Activists win against Goliath mining companies
10 February 2021 | Environment
Otjohorongo community activists and a Namibian farmer have chalked up a hard-fought victory against mining companies in the Erongo region after authorities shut down several granite and marble mining operations that had caused irreversible damage to priceless pre-historic rock art sites.
In the wake of an investigation launched into complaints by the activists and farmer more than a year ago, authorities in November last year agreed to withdraw relevant mining permits and licenses from several large scale mining sites at Otjohorongo granite hills and Farm Gross Okandjou.
A letter to the community this month confirmed that in November last year, following the findings of the investigations, “it was resolved that all environmental clearance certificates (ECCs) and mining licenses in these areas will be withdrawn”.
The decision was based partly on the discovery that not one of the companies had been issued a valid ECC, as the environmental impact assessments on which the permits were issued lacked the legally required heritage component as required by the Environmental Management Act and the National Heritage Act.
“Heritage resources were not identified, recorded, reported interpreted and their significance was not appropriately estimated,” the team found.
The letter invites community members to attend a stakeholder meeting on Saturday this week with the national heritage council, and the mines and environment ministry representatives at Otjohorongo.
The meeting will discuss the outcome of the joint report for Otjohorongo Hill and Gross Okandjou farm, as well as to map out the future exploration and mining activities and the way forward regarding the protection of the two heritage sites.
Studies found that the two areas contained 30 significant archaeological areas with over 530 rock paintings, many dating back as far as 5 000 to 30 000 years according to archaeologists.
Both sites have been designated as areas of not only national, but regional and global archaeological importance.
Site visits confirmed "cases of disturbances and possible damages to archaeological heritage landscapes. The mining impacts manifested themselves in the form of direct destruction of archaeological resources, disruption of the cultural landscape setting, as well as disturbances and damage to the ecosystem and the geological integrity on both sites."

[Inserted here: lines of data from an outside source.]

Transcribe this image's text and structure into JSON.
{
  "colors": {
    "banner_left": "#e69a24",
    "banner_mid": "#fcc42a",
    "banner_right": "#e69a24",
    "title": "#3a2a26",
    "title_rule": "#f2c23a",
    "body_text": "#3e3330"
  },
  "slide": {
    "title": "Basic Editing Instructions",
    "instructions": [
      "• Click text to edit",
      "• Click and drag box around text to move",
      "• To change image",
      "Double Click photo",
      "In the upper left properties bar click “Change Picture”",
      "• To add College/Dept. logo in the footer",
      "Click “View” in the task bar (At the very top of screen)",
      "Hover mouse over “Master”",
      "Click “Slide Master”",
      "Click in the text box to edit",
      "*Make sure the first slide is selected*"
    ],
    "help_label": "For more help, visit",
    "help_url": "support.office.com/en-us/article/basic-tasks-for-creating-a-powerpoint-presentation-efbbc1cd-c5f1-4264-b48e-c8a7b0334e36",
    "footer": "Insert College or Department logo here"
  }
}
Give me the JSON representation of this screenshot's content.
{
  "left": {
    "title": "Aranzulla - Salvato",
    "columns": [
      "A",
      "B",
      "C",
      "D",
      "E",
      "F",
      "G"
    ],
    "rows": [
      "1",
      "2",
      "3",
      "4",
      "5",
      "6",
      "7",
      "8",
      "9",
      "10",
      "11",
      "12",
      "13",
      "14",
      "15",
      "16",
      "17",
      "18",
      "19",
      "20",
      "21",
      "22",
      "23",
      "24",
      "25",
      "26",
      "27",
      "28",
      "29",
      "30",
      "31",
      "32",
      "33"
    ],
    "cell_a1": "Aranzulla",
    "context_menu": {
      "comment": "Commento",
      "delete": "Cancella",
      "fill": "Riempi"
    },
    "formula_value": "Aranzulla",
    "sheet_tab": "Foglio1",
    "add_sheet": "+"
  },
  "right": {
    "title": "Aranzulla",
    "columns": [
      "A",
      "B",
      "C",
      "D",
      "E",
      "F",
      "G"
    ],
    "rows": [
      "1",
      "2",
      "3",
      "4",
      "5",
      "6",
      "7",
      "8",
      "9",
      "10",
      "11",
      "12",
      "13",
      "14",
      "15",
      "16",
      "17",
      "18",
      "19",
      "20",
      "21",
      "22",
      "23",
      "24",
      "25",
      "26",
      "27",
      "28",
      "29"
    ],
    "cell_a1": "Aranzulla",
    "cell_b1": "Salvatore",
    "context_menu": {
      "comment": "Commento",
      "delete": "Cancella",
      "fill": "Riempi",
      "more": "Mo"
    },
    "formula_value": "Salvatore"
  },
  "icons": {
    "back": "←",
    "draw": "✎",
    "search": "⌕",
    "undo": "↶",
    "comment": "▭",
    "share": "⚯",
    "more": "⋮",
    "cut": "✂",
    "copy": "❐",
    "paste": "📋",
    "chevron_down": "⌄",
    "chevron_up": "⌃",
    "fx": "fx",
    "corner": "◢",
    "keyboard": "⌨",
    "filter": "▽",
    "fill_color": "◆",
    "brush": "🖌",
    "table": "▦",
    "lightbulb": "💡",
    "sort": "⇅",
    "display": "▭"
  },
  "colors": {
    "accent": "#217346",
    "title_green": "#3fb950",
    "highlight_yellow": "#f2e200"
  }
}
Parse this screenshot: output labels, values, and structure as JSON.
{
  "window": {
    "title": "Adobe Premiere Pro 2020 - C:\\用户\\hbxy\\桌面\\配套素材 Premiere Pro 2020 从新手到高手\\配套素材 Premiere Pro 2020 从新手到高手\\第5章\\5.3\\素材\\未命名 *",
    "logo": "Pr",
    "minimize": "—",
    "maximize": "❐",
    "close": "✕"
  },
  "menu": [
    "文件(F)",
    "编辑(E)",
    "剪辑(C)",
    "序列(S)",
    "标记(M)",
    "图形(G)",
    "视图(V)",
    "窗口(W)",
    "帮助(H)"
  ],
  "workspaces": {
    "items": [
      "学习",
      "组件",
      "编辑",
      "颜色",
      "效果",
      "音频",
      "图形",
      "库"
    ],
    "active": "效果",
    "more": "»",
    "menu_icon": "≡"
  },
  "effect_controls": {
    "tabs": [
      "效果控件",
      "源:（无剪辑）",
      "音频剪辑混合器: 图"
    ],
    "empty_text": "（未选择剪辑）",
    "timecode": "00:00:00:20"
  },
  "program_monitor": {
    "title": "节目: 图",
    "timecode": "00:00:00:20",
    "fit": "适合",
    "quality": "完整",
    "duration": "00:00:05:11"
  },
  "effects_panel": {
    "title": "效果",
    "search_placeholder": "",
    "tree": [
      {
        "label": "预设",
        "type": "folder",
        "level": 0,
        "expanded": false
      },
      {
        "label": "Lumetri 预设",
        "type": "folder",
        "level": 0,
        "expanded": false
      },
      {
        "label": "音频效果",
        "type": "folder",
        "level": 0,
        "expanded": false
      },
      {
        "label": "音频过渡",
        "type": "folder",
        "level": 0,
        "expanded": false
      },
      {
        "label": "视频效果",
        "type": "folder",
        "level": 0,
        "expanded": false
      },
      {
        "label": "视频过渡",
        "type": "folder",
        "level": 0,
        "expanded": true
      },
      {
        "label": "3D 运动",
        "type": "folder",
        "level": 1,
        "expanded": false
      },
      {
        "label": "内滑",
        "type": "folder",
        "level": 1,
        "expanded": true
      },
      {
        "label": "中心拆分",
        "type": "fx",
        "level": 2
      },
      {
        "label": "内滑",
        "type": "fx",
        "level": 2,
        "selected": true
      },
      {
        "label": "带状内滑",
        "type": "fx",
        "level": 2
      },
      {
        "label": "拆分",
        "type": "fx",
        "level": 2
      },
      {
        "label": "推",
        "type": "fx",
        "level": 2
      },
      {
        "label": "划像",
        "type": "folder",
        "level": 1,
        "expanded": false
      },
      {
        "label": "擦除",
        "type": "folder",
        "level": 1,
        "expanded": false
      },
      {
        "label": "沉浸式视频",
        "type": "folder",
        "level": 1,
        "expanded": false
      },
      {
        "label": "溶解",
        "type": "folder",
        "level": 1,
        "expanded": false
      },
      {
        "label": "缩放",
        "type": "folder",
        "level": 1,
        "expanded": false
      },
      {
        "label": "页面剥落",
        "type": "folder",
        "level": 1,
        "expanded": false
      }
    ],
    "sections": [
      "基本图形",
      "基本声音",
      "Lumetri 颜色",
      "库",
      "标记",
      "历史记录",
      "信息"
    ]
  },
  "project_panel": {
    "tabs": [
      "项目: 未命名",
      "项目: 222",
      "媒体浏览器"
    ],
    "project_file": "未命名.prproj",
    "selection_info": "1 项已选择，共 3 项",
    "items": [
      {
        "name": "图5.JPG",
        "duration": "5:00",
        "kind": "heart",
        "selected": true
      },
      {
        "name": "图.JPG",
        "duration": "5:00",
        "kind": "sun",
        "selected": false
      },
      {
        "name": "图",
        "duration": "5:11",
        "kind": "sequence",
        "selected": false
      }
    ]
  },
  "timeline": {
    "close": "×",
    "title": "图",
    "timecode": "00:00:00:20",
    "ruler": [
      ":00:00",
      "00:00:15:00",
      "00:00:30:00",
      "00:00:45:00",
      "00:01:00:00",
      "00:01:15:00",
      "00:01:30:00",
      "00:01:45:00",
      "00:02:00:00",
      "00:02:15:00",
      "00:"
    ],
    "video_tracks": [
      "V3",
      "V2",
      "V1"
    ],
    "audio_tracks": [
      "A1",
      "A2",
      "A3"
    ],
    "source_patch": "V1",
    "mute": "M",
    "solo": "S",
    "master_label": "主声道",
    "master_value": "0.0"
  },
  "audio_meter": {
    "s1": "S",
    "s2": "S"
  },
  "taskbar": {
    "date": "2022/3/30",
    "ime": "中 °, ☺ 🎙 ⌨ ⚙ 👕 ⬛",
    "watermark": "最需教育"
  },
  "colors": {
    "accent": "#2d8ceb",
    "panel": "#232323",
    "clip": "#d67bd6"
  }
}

"The sites are highly vulnerable to further disturbances and / or destruction due to their proximity to mining operations, which would in turn translate to irreversible loss of cultural heritage."
This information is contained in a letter dated earlier this month that invites the Otjohorongo community to a stakeholders meeting this coming weekend.
“A total of six proponents were identified to be responsible for the disturbances and destruction of archaeological sites,” the letter stated.
The shutdown of activities involved the withdrawal of two exclusive prospecting licences (EPLs) that had been issued for Gross Okandjou Farm.
At Otjohorongo granite hill, the authorities withdrew two mining licences (MLs) and two mining claim (MCs) were withdrawn.
The mining companies affected include Royal Uniity Mining Investment CC, Adaptabiz Investments CC and Ongeyama Mining CC, according to the letter.
The Otjohorongo community and a farmer first rung the alarm bells over the wholesale destruction of the rock paintings, between November 2019 and January 2020.
The Otjohorongo cultural heritage activists issued an urgent call for help, detailing that “significant heritage bushman paintings are under serious threat due to open mining activities undertaken in the Otjohorongo area, Erongo region, Omatjete area.”
Their public appeal alerted authorities, who launched an investigation into the matter.
Community members applauded the long-awaited move by the authorities to protect the country’s archaeological and cultural assets, and confirmed that all mining activities finally seized in November last year, one year after the community first rung the alarm bells.
A community member, who spoke on condition of anonymity, cautioned however that not all activities have stopped. He said activities were still detected in January at Otjohorongo and that the mining companies claimed they were only hauling away left-over mined materials.
He added that the battle is not over, and that the community will continue to push authorities, particularly the Heritage Council, to declare the areas as official national heritage sites to protect them from any future mining activities.
‘Our ultimate goal’
ANamibian archaeologist, who declined to be named, agreed that the withdrawal of permits is “indeed progress”.
He added however that it is disappointing that the authorities did not take earlier and stricter measures, explaining that the destruction of heritage sites in Namibia is, by law, a criminal office.
“I think that only a criminal prosecution will send the message that these people need to hear.”
He praised the community members who have stood up for the ancient heritage sites, adding that the authorities should publicly thank the community for alerting them to the long-standing problem.